Kanye West admite comportamento problemático e pede desculpas por discursos de ódio e símbolos nazistas - Estado do Pará Online

Kanye West admite comportamento problemático e pede desculpas por discursos de ódio e símbolos nazistas

Em anúncio no Wall Street Journal, artista explica que ações ocorreram durante episódio maníaco de transtorno bipolar

Foto: REUTERS/Lucas Jackson

O rapper e empresário estadunidense Kanye West, atualmente conhecido como Ye, publicou uma carta aberta no The Wall Street Journal, na segunda-feira (26), na qual pediu desculpas por falas antissemitas e pelo lançamento, no início de 2025, de uma camiseta com estampa de suástica, vinculada à sua marca Yeezy.

No anúncio, pago pela própria grife, o artista afirmou que suas declarações e comportamentos problemáticos estão relacionados a um diagnóstico de transtorno bipolar tipo 1, agravado por um acidente de carro em 2002, que resultou em lesões cerebrais.

Trechos da carta sobre saúde mental e contexto pessoal

Ye detalhou como o transtorno bipolar afetou suas ações e percepção da realidade:

“Perdi o contato com a realidade. As coisas pioraram quanto mais ignorei o problema. Eu disse e fiz coisas das quais me arrependo profundamente. Algumas das pessoas que eu mais amo, tratei da pior forma. Vocês suportaram medo, confusão, humilhação e o esgotamento de tentar lidar com alguém que, às vezes, era irreconhecível.”

Ele também explicou o impacto do acidente de 2002:

“Há vinte e cinco anos, sofri um acidente de carro que quebrou minha mandíbula e causou uma lesão no lobo frontal direito do meu cérebro. Isso só foi devidamente diagnosticado em 2023. Essa falha médica causou sérios danos à minha saúde mental e levou ao meu diagnóstico de transtorno bipolar tipo 1.”

Camiseta com suástica e responsabilidade pública

Sobre o lançamento da camiseta com a suástica, Ye justificou seu comportamento como parte de um estado maníaco:

“Nesse estado fragmentado, me aproximei do símbolo mais destrutivo que consegui encontrar, a suástica, e cheguei até a vender camisetas com ela. Um dos aspectos difíceis de ter transtorno bipolar tipo 1 são os momentos desconectados, muitos dos quais ainda não consigo recordar, que levaram a julgamentos ruins e comportamentos imprudentes.”

Ele reforçou que não se identifica como nazista ou antissemita:

“Lamento e estou profundamente envergonhado pelas minhas ações nesse estado, e estou comprometido com a responsabilização, o tratamento e mudanças significativas. Isso, porém, não justifica o que fiz.

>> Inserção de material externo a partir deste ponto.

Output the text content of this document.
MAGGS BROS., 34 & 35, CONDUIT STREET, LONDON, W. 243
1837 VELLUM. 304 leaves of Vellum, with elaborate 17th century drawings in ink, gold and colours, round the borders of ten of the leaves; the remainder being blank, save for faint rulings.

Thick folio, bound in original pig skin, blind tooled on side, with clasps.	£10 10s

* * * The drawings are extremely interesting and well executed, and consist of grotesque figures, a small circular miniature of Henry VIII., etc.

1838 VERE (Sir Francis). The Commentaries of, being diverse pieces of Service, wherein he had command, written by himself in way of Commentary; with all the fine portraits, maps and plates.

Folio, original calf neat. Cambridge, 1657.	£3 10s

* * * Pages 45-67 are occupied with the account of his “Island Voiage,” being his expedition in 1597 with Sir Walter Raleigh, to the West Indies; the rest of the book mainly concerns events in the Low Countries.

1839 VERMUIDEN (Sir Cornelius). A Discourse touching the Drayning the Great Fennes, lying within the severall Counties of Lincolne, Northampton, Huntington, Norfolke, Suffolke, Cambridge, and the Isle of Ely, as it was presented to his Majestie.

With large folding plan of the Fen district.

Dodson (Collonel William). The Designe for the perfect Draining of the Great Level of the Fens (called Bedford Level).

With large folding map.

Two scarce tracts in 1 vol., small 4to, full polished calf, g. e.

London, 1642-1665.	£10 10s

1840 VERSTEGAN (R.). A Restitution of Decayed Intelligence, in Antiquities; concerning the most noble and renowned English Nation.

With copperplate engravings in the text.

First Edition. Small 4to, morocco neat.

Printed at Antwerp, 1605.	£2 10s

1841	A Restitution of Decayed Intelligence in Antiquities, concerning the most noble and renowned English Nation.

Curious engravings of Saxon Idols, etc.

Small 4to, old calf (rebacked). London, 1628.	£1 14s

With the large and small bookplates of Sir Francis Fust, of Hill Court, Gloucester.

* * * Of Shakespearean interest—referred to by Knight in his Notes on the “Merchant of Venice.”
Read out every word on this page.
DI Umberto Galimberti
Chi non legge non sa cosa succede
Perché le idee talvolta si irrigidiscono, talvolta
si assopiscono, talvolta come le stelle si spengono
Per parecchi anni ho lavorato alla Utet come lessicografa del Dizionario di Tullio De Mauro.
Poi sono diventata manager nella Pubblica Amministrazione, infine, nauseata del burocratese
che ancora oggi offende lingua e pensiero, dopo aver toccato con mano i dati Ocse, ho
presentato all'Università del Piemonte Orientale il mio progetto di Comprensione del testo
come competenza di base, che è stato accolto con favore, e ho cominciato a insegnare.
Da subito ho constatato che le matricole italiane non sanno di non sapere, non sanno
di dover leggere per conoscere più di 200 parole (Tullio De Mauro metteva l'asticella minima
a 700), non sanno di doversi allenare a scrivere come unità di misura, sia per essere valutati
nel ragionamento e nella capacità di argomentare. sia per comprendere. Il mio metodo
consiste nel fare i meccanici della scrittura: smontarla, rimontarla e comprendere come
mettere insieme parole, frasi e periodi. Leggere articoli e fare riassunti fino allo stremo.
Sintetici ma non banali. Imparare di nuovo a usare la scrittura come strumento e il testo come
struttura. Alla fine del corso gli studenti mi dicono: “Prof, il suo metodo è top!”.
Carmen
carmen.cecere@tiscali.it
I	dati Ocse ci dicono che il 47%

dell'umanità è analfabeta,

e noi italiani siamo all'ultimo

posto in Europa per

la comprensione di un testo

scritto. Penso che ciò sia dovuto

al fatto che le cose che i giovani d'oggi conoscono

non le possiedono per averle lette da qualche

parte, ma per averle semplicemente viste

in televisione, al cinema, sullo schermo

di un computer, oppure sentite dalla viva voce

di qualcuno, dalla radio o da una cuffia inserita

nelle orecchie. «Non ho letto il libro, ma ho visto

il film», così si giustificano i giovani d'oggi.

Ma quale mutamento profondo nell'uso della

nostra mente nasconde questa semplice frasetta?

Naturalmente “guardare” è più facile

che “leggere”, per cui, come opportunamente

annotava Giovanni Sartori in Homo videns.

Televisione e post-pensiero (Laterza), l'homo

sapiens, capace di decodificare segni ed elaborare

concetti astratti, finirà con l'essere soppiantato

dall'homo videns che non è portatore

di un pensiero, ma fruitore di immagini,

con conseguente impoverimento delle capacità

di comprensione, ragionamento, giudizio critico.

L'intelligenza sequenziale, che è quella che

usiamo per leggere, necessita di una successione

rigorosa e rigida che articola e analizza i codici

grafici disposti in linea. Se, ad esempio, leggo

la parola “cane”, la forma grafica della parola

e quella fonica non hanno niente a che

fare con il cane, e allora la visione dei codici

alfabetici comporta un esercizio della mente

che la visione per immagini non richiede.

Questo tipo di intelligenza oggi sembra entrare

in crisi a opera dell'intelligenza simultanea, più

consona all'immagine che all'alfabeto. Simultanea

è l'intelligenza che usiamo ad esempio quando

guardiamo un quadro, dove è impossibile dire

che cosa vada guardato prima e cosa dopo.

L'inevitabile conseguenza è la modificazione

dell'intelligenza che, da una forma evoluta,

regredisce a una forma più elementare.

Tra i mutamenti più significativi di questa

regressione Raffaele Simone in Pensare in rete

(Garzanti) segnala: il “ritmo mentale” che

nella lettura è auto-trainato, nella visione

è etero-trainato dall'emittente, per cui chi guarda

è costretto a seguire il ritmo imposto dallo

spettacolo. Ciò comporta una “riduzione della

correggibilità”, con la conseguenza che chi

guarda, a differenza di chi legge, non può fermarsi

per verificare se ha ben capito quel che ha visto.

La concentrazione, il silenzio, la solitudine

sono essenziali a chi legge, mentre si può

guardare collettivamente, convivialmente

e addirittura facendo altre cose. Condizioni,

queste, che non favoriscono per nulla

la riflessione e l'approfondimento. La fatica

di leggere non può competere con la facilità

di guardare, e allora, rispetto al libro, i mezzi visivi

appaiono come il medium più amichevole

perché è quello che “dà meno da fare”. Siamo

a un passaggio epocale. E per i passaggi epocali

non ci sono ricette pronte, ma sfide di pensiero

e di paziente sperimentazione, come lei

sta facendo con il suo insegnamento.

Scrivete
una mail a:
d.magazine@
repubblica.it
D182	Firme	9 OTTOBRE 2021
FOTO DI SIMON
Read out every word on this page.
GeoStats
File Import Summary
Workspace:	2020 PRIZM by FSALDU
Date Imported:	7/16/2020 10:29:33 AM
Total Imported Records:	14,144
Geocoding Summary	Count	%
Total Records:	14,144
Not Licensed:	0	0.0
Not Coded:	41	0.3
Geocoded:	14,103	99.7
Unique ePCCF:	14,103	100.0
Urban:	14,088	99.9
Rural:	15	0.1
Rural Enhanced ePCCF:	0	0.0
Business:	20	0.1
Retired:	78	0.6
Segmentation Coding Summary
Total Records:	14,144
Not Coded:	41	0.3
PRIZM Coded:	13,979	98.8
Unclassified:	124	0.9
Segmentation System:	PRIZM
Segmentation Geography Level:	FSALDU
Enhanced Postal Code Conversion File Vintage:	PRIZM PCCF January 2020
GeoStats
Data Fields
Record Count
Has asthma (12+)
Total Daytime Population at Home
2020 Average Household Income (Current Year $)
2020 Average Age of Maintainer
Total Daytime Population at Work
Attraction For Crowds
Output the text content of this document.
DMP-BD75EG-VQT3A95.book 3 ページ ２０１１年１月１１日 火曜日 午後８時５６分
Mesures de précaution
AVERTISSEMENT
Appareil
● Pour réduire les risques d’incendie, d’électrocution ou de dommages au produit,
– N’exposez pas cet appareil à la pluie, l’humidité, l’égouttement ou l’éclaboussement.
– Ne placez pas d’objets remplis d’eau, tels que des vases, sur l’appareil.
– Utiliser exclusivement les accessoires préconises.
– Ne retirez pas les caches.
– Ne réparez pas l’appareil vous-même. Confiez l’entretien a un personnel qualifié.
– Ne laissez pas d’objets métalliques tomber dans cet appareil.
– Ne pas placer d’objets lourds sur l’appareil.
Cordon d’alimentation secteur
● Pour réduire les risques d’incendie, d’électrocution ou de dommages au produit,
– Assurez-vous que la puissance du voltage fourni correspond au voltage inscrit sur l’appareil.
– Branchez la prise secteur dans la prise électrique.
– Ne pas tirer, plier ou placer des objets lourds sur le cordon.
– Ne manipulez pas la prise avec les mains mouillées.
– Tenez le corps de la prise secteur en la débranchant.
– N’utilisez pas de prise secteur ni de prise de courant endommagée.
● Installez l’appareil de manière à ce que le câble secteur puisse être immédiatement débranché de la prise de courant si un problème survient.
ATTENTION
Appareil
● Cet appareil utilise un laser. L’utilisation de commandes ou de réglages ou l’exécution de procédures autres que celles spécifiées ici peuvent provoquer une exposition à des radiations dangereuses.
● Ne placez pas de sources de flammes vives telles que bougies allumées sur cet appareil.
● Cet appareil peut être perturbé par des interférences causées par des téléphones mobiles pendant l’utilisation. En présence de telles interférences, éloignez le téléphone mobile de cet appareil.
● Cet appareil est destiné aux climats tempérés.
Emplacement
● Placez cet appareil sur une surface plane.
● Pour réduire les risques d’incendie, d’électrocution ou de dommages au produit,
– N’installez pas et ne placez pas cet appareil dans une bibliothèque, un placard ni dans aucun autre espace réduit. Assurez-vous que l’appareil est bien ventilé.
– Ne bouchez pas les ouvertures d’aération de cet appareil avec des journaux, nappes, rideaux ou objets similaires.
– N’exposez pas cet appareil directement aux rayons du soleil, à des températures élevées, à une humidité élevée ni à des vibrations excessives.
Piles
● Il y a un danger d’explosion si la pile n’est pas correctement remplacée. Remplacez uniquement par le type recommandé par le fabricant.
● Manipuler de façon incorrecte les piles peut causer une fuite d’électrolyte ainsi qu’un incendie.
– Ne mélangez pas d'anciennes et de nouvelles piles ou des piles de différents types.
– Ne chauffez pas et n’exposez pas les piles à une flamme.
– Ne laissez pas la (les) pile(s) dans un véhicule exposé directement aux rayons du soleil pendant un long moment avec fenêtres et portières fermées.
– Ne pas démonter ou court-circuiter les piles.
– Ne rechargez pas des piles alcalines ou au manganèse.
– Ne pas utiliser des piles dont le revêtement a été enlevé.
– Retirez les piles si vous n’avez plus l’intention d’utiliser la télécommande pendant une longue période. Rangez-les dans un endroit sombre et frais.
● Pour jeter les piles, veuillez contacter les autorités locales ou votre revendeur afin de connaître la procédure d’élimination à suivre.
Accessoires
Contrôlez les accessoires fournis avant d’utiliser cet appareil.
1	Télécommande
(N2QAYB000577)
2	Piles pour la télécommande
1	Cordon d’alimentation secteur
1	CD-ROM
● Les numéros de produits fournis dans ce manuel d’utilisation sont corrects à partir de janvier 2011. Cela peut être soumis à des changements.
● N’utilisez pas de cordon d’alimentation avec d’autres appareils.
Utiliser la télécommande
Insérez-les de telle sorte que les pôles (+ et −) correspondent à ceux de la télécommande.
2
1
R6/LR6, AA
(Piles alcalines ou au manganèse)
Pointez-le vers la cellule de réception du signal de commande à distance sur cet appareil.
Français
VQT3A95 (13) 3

Eu não sou nazista nem antissemita. Eu amo o povo judeu.”

Consequências comerciais e shows cancelados

As falas e ações antissemitas do artista, registradas desde 2022, incluindo declarações de “amor pelos nazistas” e admiração por Adolf Hitler, resultaram em rompimentos com grandes marcas, como o contrato bilionário com a Adidas. Com o afastamento de anunciantes, Ye deixou de ser bilionário e passou a enfrentar dificuldades para realizar apresentações, incluindo um show previsto em São Paulo, no Autódromo de Interlagos.

O evento foi cancelado no ano passado após manifestação do prefeito Ricardo Nunes (MDB) e a instauração de um inquérito pelo Ministério Público de São Paulo (MP-SP). Segundo o prefeito, a capital paulista não autoriza atividades em equipamentos públicos envolvendo artistas que façam apologia ao nazismo.

Ye destacou os efeitos de um episódio maníaco de quatro meses, no início de 2025:

“No início de 2025, caí em um episódio maníaco de quatro meses, com comportamentos psicóticos, paranoicos e impulsivos, que destruiu minha vida. À medida que a situação se tornava cada vez mais insustentável, houve momentos em que eu não queria mais estar aqui.”

Ele também enfatizou os esforços para se recuperar:

“À medida que encontro minha nova base e meu novo centro por meio de um regime eficaz de medicação, terapia, exercícios e vida saudável, ganhei uma clareza nova e muito necessária. Estou canalizando minha energia para uma arte positiva e significativa: música, roupas, design e outras ideias novas para ajudar o mundo. Não estou pedindo simpatia nem um passe livre, embora aspire conquistar o perdão de vocês.”

Impacto cultural e social

Além das consequências financeiras e legais, as ações de Ye geraram ampla repercussão cultural e social, com críticas de organizações judaicas, artistas e veículos internacionais. O episódio reforça debates sobre limites da liberdade de expressão, responsabilidade pública de artistas e o impacto da saúde mental em comportamentos de grande visibilidade.